Day 12: Inspiration

The word of the LORD which came to Micah of Moresheth in the days of Jotham, Ahaz and Hezekiah Micah 1:1


Came – How do you receive communication today? Well, first there’s e-mail. You’re reading one right now. I could have sent you a letter, or called you on the phone, or sent a telegram (how quaint), or traveled to your house and told you in person. Does this help me understand how God communicates His message? That’s the issue that confronts us with the doctrine of inspiration. How does God communicate exactly what He wants to say to human beings?

This Hebrew verb for “came” in the above verse gives us a clue, but it is certainly not what we were expecting. You see, the verb is not bo’ (“to come to a place, to arrive”). It is hayah, and hayah means “to exist, to be, to become, to happen.” The translation, “the word of the Lord came to,” isn’t quite right. The word did not arrive like this message you’re reading. God’s word came into existence in Micah; it happened to him. And here’s the best part. This verb, hayah, is the same verb that is behind the name of God, Yahweh. YHWH (from Exodus 3:14) is the great I AM. God’s very personal name is tied to the verb “to be.” His word is manifested into existence by the same mysterious process that all existence becomes what it is. Would you have expected anything less?

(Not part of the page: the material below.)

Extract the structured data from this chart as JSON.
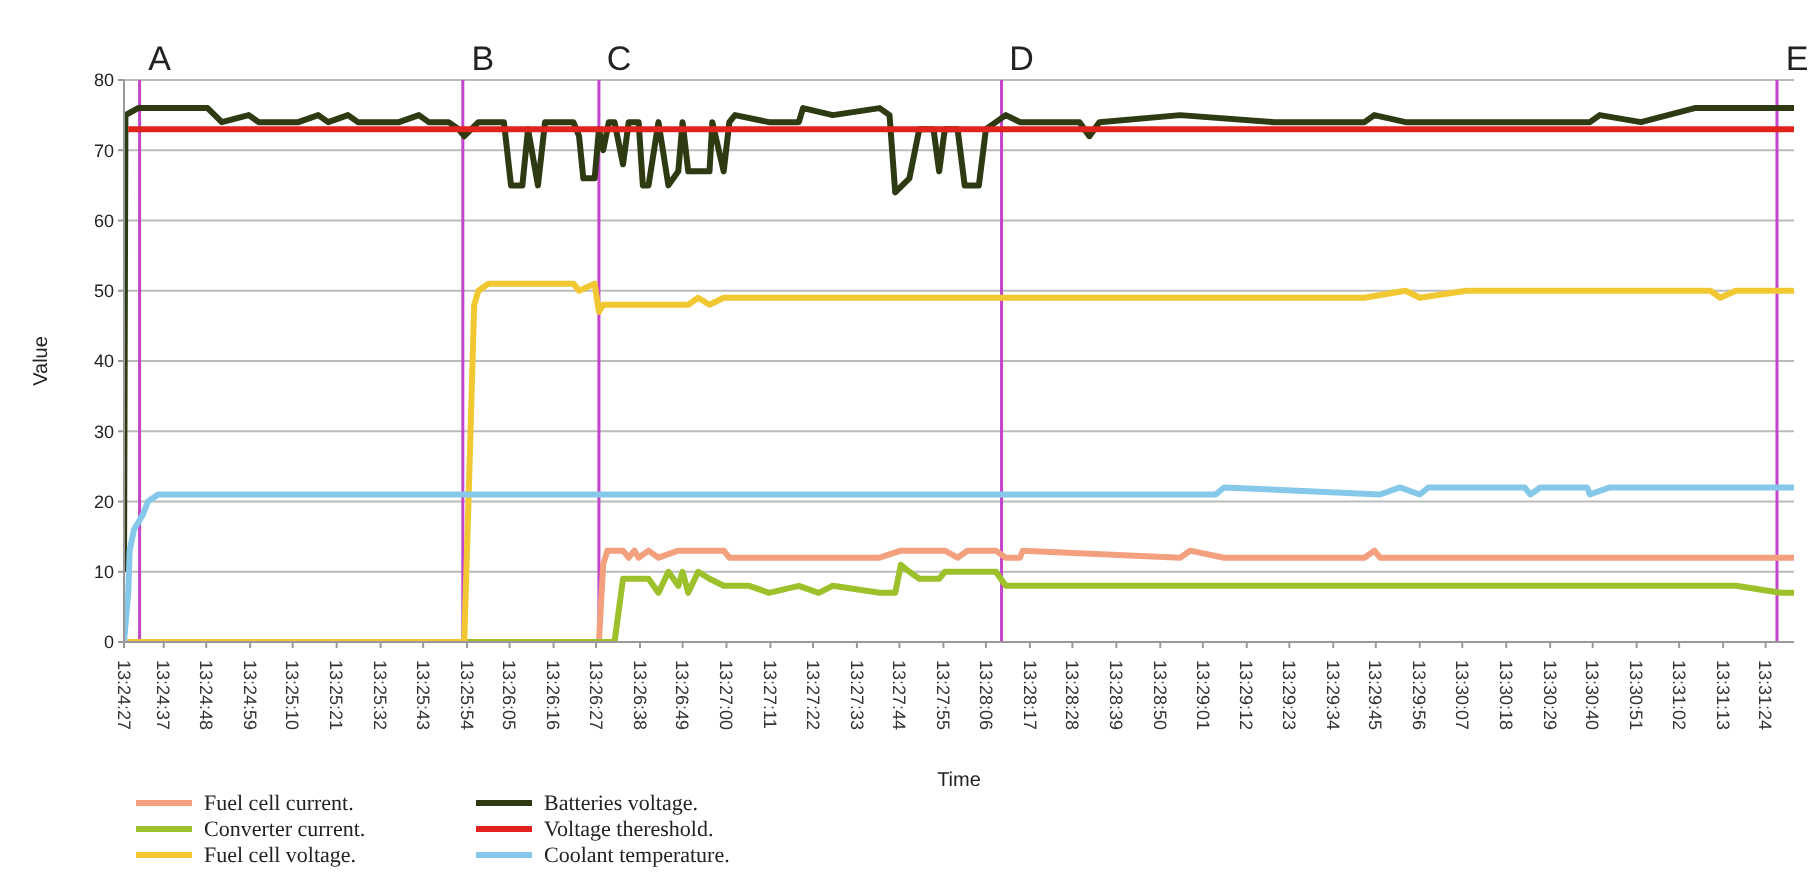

Does this help us understand divine inspiration? Yes, and no. Yes, it makes perfect sense that God’s creative process is behind His word manifesting itself in Micah – and in lots of other people. However it happens, it has God as its origin. So, Paul tells us that all Scripture is God-breathed. Of course it is! That’s how God created us. But, this doesn’t really help us answer the question, “How?” That’s because we have no more rational explanation for how life began than we do for how inspiration occurs. It is the question that is wrong, not the answer. The question assumes that there is some clearly defined, specific, rational process that can be dissected, analyzed, and replicated. The question is Greek. It is a request for technical information. But the Hebrew concept is organic. It is a description about how the happening appears to Micah, not a description about a technical manual on God’s communication.

Why is this important (other than to theologians)? Well, how many times have you heard someone say, “God spoke to me,” or “God told me”? Did they mean that God whispered something in the ear? Or did they mean that somehow, by some mysterious means, God’s word became a reality in them?

Did you think that God stopped being manifested when the last of the apostles died? If that were the case, why would Paul (and others) provide us with instructions to test what is revealed? What is in Scripture is the complete standard and accepted rule of practice for believers, but inspiration continues. God is not silent. He is still being God.